How could there be double nuclear membrane? In a eukaryotic cell, mitochondria and chloroplast also have a double membrane. According to the endosymbiosis hypothesis, these organelles were formed during evolution, when some cells captured others in the process of endocytosis. Then the absorbed cells were surrounded by two membranes: their own and the membrane of the host cell. It turned out that some of the absorbed cells exhibit metabolic activity, for example, unlike host cells, they are able to carry out photosynthesis.

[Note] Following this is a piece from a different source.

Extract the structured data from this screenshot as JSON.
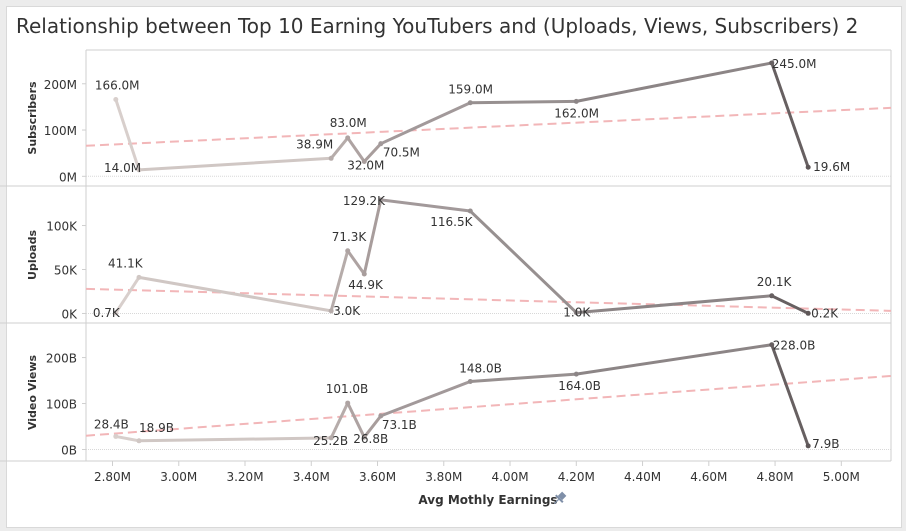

The most compelling evidence for endosymbiotic origin of mitochondria and chloroplasts lies in the fact that the ribosomes of both organelles are more reminiscent of the ribosomes of modern prokaryotes, and to a lesser extent, these same microstructures of the cytoplasm of a eukaryotic cell. Much less clear is the origin of the nucleus. However, the existence of a double nuclear membrane, like that of mitochondria and chloroplasts, suggests that the captured prokaryotic cell has evolved into a nucleus containing all of the cellular DNA.

The nuclear envelope is connected to endoplasmic reticulum(EPR). The surface of the nuclear membrane of the Xenopus laevis oocyte is covered with complexes of nuclear pores.
The nucleus could have formed as a result of endosymbiosis, a process
in which one prokaryotic cell captures another cell; then the captured cell becomes a primitive nucleus.